Employment, Income & Portfolios Are Up – But So Is Debt
In 1967, 8.1% of households earned more than $100,000 inflation adjusted, 53.2% (the middle class) earned between $35,000 and $100,000, and 38.7% earned less than $35,000. Today, 27.7% of the population earns greater than $100,000 (three times the percentage back in 1967), 42.1% earn between $35,000 and $100,000, and 30.2% earn less than $35,000. The middle class is shrinking, but it’s because more American households are earning more than ever.
February’s job report was stellar! 313,000 net new jobs, the best increase since 7/16, and upward revisions to December and January totaled 54,000. Moreover, the labor force participation rate rose from 62.7% to 63%, a rate not bettered since 3/14. That led to the labor force rising by 800,000, the largest increase since 1983, which kept monthly wage growth to a noninflationary 0.15%, and the unemployment rate unchanged at 4.1%.

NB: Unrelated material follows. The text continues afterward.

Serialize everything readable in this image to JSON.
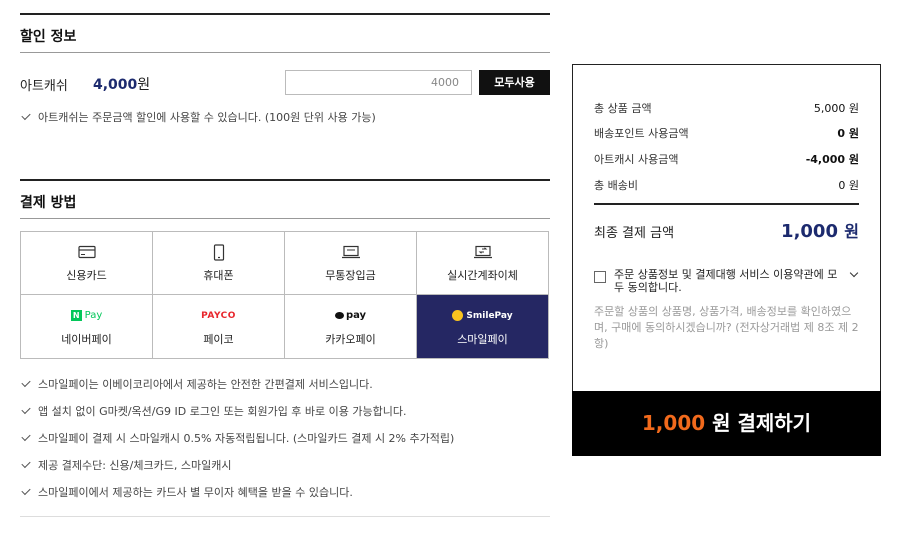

While US household debt is slowly rising, as a percentage of GDP it’s 20 percentage points below its housing bubble peak of 100%. Nations with fast rising and high household debt-to-GDP ratios include Switzerland at 130%, Australia at 120%, Canada and Norway at 100%, New Zealand at 95%, South Korea at 92%, and Sweden at 87%. Luckily, these are all small nations that won’t cause noticeable global damage if they implode.
January housing starts came in at a seasonally-adjusted annualized rate of 1.326 million, their second highest level since 8/07. Single-family starts are also at their second-best level since 2007, 10/07 to be precise. Overall, starts are up 7.3% compared to 1/17 and 18.1% compared to 1/16; good growth! While multifamily starts are up 6.7% Y-o-Y, multifamily activity peaked in 6/15 at 507,000, and has generally been declining since.

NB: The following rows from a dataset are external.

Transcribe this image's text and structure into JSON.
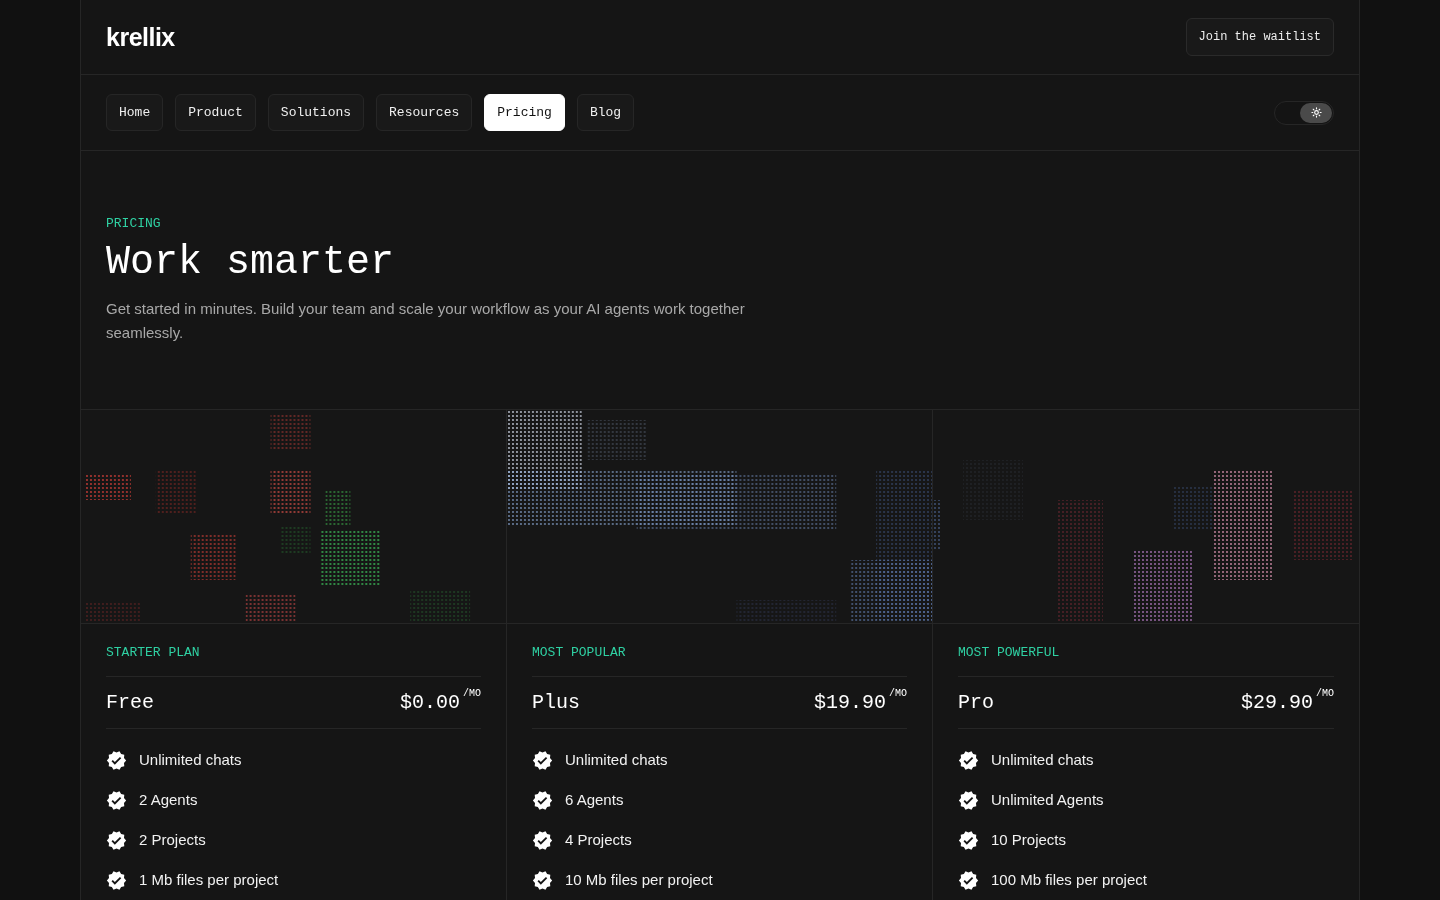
{
  "header": {
    "logo": "krellix",
    "cta": "Join the waitlist"
  },
  "nav": {
    "tabs": [
      {
        "label": "Home",
        "selected": false
      },
      {
        "label": "Product",
        "selected": false
      },
      {
        "label": "Solutions",
        "selected": false
      },
      {
        "label": "Resources",
        "selected": false
      },
      {
        "label": "Pricing",
        "selected": true
      },
      {
        "label": "Blog",
        "selected": false
      }
    ],
    "theme_toggle": {
      "on": true
    }
  },
  "hero": {
    "eyebrow": "PRICING",
    "title": "Work smarter",
    "description": "Get started in minutes. Build your team and scale your workflow as your AI agents work together seamlessly."
  },
  "plans": [
    {
      "tag": "STARTER PLAN",
      "name": "Free",
      "price": "$0.00",
      "period": "/MO",
      "features": [
        "Unlimited chats",
        "2 Agents",
        "2 Projects",
        "1 Mb files per project"
      ]
    },
    {
      "tag": "MOST POPULAR",
      "name": "Plus",
      "price": "$19.90",
      "period": "/MO",
      "features": [
        "Unlimited chats",
        "6 Agents",
        "4 Projects",
        "10 Mb files per project"
      ]
    },
    {
      "tag": "MOST POWERFUL",
      "name": "Pro",
      "price": "$29.90",
      "period": "/MO",
      "features": [
        "Unlimited chats",
        "Unlimited Agents",
        "10 Projects",
        "100 Mb files per project"
      ]
    }
  ]
}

In 17Q4, US household wealth rose by slightly more than $2 trillion to a record $98.75 trillion, or 6.8 times disposable income, surpassing the previous record of 6.52, in 06Q1. The increase in wealth attributable to the soaring stock market was $1.35 trillion, while wealth from real estate holdings, which includes more than residential houses, grew by $511 billion, with other items accounting for the remaining $220 billion.

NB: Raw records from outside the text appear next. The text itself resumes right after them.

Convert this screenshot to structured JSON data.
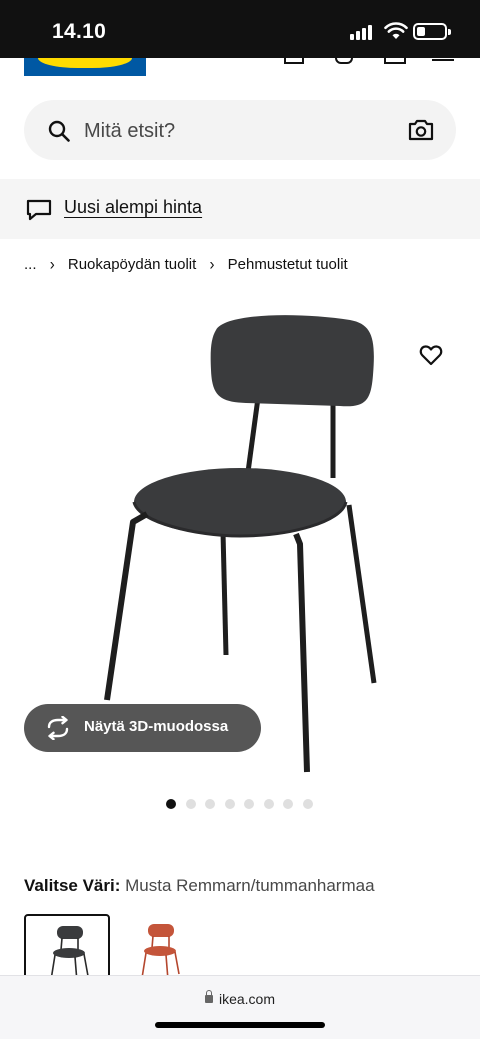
{
  "status_bar": {
    "time": "14.10"
  },
  "search": {
    "placeholder": "Mitä etsit?"
  },
  "banner": {
    "link_text": "Uusi alempi hinta"
  },
  "breadcrumb": {
    "items": [
      "...",
      "Ruokapöydän tuolit",
      "Pehmustetut tuolit"
    ]
  },
  "product": {
    "view_3d_label": "Näytä 3D-muodossa",
    "image_count": 8,
    "active_image_index": 0
  },
  "color_selector": {
    "title": "Valitse Väri:",
    "selected_value": "Musta Remmarn/tummanharmaa",
    "swatches": [
      {
        "name": "black",
        "color": "#3a3a3a",
        "selected": true
      },
      {
        "name": "red-orange",
        "color": "#c4553a",
        "selected": false
      }
    ]
  },
  "browser": {
    "url": "ikea.com"
  },
  "colors": {
    "ikea_blue": "#0058a3",
    "ikea_yellow": "#ffdb00",
    "overlay_button": "#484848"
  }
}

With 325 million people, the US is the world’s third largest nation behind China with 1.4 billion and India with 1.3 billion. By 2100, India will be the biggest at 1.5 billion, followed by China at 1 billion, Nigeria at 800 million, and the US at 450 million. Earth’s population is currently 7.5 billion. The planet’s population in 2100; 11 billion. These numbers account for already declining global fertility rates.